The devil has tricked Adam and Eve by lying to them saying that God wanted to deprive them of what would give them total happiness. Instead of trusting God and believing in him they believe the devil’s lie.
This then is the centre of all temptation, not to believe God, not to trust God. To put ourselves at the centre and decide without listening to God what we want to do with our lives. That is the choice we have.
It is the same dynamic at work in the gospel. The devil tries to trick Jesus. It is a temptation to take the wrong turning, to centre on self instead of on God. Jesus realised that he had great powers and he could have used them to go on a big ego-trip. If he had done what the devil wanted him to do he could have had a huge following. The Jews were expecting a political messiah, one who would overthrow the Romans. If Jesus had used his powers to turn stones into bread or whatever else he wished, if he had jumped down from the temple, and if he received all the kingdoms and their splendour promised by the devil, imagine what power he would have had over people.
Thus the devil tries to seduce or trick the human Jesus with an offer of immediate power, with a short-cut to success. Basically he tempts Jesus to cheat on his humanity. He wants him to avoid living as fully as possible the human condition. It was a call to instant gratification.
But Jesus rejects all three temptations. His firm conviction is that as a human being one does not doubt God. Even if God promises are not immediately present and fulfilled our faith calls us to trust that God is on our side. This is the message of the temptations. God will do everything to help us in this life because he is a father who loves us passionately and unconditionally. He is not holding anything back from us. He gives us all he knows we need. He is not a jealous parent who does not want us to live a full and happy life. No. God wants us to be truly happy and he is saying that we cannot be happy apart from him.
Jesus is showing us the path to follow.
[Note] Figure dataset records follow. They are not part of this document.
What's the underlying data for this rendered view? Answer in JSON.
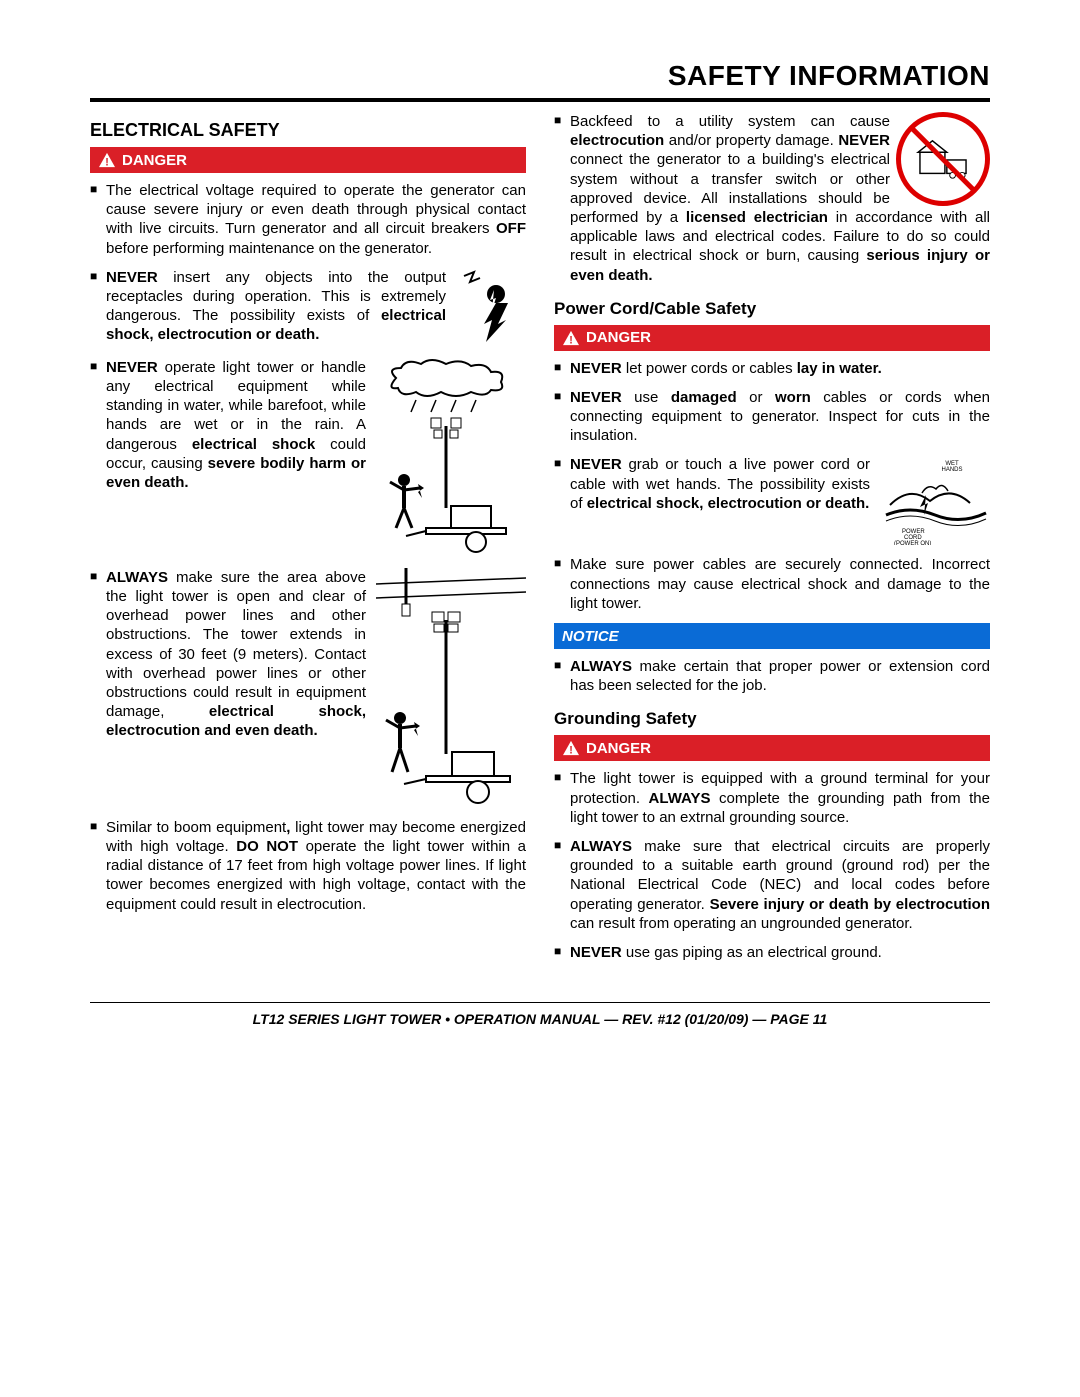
{
  "pageTitle": "SAFETY INFORMATION",
  "footer": "LT12 SERIES LIGHT TOWER • OPERATION MANUAL — REV. #12 (01/20/09) — PAGE 11",
  "dangerLabel": "DANGER",
  "noticeLabel": "NOTICE",
  "left": {
    "heading": "ELECTRICAL SAFETY",
    "items": {
      "p1": "The electrical voltage required to operate the generator can cause severe injury or even death through physical contact with live circuits. Turn generator and all circuit breakers <b>OFF</b> before performing maintenance on the generator.",
      "p2": "<b>NEVER</b> insert any objects into the output receptacles during operation. This is extremely dangerous. The possibility exists of <b>electrical shock, electrocution or death.</b>",
      "p3": "<b>NEVER</b> operate light tower or handle any electrical equipment while standing in water, while barefoot, while hands are wet or in the rain. A dangerous <b>electrical shock</b> could occur, causing <b>severe bodily harm or even death.</b>",
      "p4": "<b>ALWAYS</b> make sure the area above the light tower is open and clear of overhead power lines and other obstructions. The tower extends in excess of 30 feet (9 meters). Contact with overhead power lines or other obstructions could result in equipment damage, <b>electrical shock, electrocution and even death.</b>",
      "p5": "Similar to boom equipment<b>,</b> light tower may become energized with high voltage. <b>DO NOT</b> operate the light tower within a radial distance of 17 feet from  high voltage power lines. If light tower becomes energized with high voltage, contact with the equipment could result in electrocution."
    }
  },
  "right": {
    "backfeed": "Backfeed to a utility system can cause <b>electrocution</b> and/or property damage. <b>NEVER</b> connect the generator to a building's electrical system without a transfer switch or other approved device. All installations should be performed by a <b>licensed electrician</b> in accordance with all applicable laws and electrical codes. Failure to do so could result in electrical shock or burn, causing <b>serious injury or even death.</b>",
    "subPower": "Power Cord/Cable Safety",
    "power": {
      "p1": "<b>NEVER</b> let power cords or cables <b>lay in water.</b>",
      "p2": "<b>NEVER</b> use <b>damaged</b> or <b>worn</b> cables or cords when connecting equipment to generator. Inspect for cuts in the insulation.",
      "p3": "<b>NEVER</b> grab or touch a live power cord or cable with wet hands. The possibility exists of <b>electrical shock, electrocution or death.</b>",
      "p4": "Make sure power cables are securely connected. Incorrect connections may cause electrical shock and damage to the light tower."
    },
    "noticeItems": {
      "p1": "<b>ALWAYS</b> make certain that proper power or extension cord has been selected for the job."
    },
    "subGround": "Grounding Safety",
    "ground": {
      "p1": "The light tower is equipped with a ground terminal for your protection. <b>ALWAYS</b> complete the grounding path from the light tower to an extrnal grounding source.",
      "p2": "<b>ALWAYS</b> make sure that electrical circuits are properly grounded to a suitable earth ground (ground rod) per the National Electrical Code (NEC) and local codes before operating generator. <b>Severe injury or death by electrocution</b> can result from operating an ungrounded generator.",
      "p3": "<b>NEVER</b> use gas piping as an electrical ground."
    }
  },
  "colors": {
    "danger": "#da1f27",
    "notice": "#0a6bd6"
  }
}
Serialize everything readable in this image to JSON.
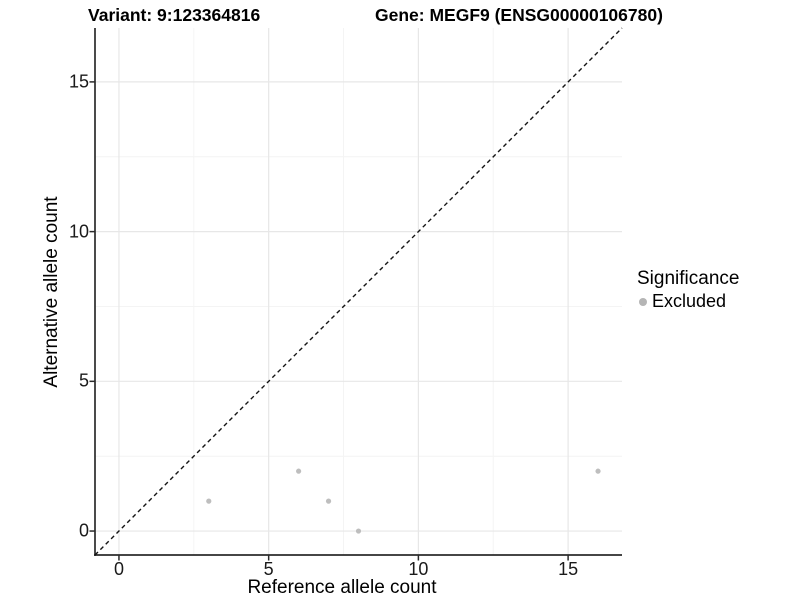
{
  "chart_data": {
    "type": "scatter",
    "titles": {
      "variant": "Variant: 9:123364816",
      "gene": "Gene: MEGF9 (ENSG00000106780)"
    },
    "xlabel": "Reference allele count",
    "ylabel": "Alternative allele count",
    "xlim": [
      -0.8,
      16.8
    ],
    "ylim": [
      -0.8,
      16.8
    ],
    "xticks": [
      0,
      5,
      10,
      15
    ],
    "yticks": [
      0,
      5,
      10,
      15
    ],
    "xticks_minor": [
      2.5,
      7.5,
      12.5
    ],
    "yticks_minor": [
      2.5,
      7.5,
      12.5
    ],
    "grid": {
      "major_color": "#e7e7e7",
      "minor_color": "#f4f4f4"
    },
    "axis_color": "#2b2b2b",
    "identity_line": {
      "style": "dashed",
      "from": [
        -0.8,
        -0.8
      ],
      "to": [
        16.8,
        16.8
      ],
      "color": "#141414"
    },
    "series": [
      {
        "name": "Excluded",
        "color": "#bebebe",
        "points": [
          [
            3,
            1
          ],
          [
            6,
            2
          ],
          [
            7,
            1
          ],
          [
            8,
            0
          ],
          [
            16,
            2
          ]
        ]
      }
    ],
    "legend": {
      "title": "Significance",
      "position": "right",
      "items": [
        {
          "label": "Excluded",
          "color": "#b5b5b5"
        }
      ]
    }
  }
}
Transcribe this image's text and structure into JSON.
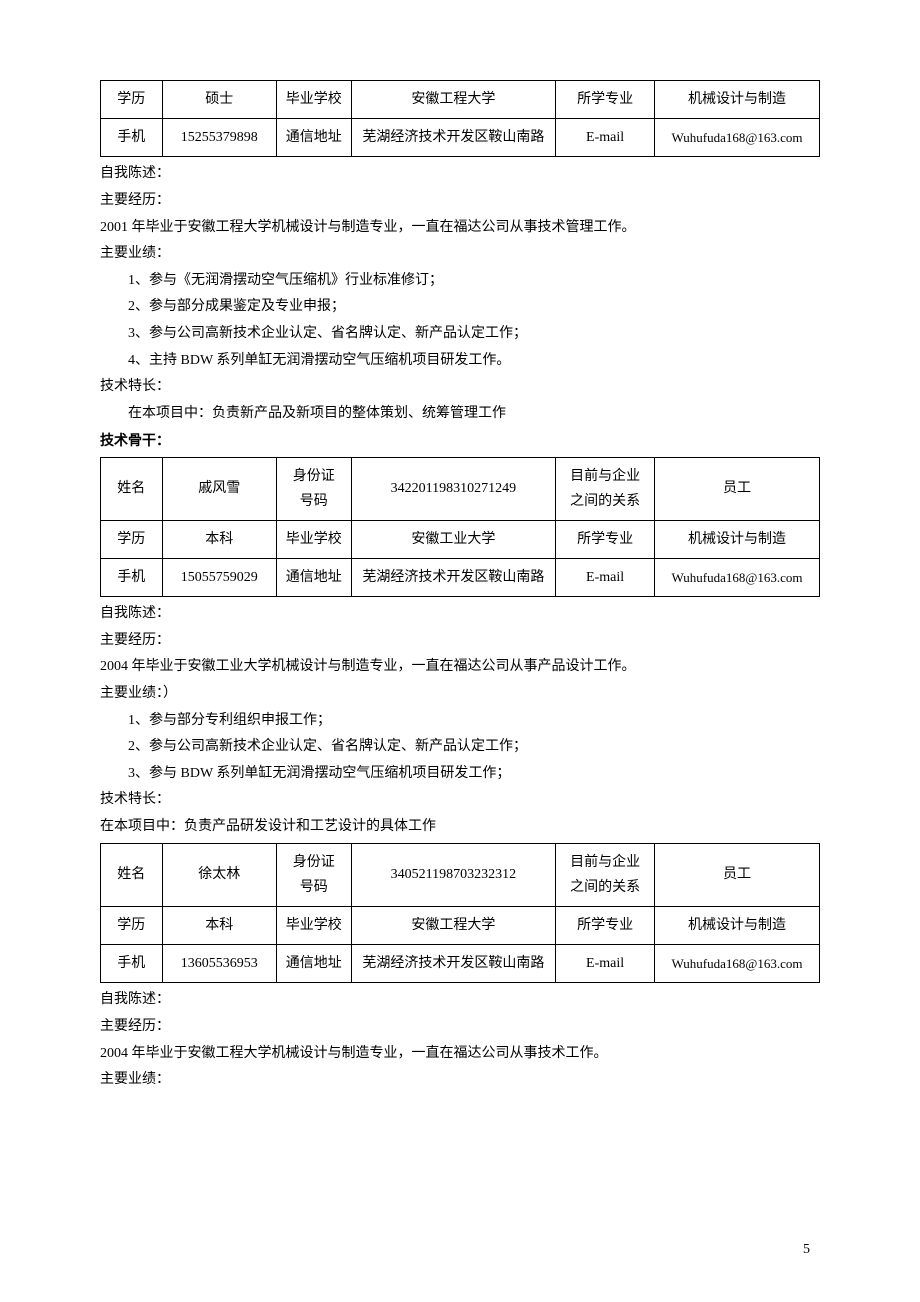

Jesus is all for God. He never doubts God’s designs, his plans for our good even in the midst of his own terrible suffering. This is basically what our faith and trust is about. It is a call us to believe God’s promises. This is what we must cling to with the help of the Holy Spirit, especially in times of crisis and pain. Is God with us? Indeed he is. But are we with God?
The Good News is that despite our doubts and failures Jesus knows our struggles to overcome temptation. He experienced them. In the letter to the Hebrew 4.15-16 we are told: “For it is not as if we had a high priest who was incapable of feeling our weaknesses with us. But we have one who has been tempted in every way that we are, though he is without sin. Let us be confident then in approaching the throne of grace, we shall have mercy from him and find grace when we are in need of help.”
“Lord Jesus, help us to believe this and trust in your great desire to help us especially when tempted”.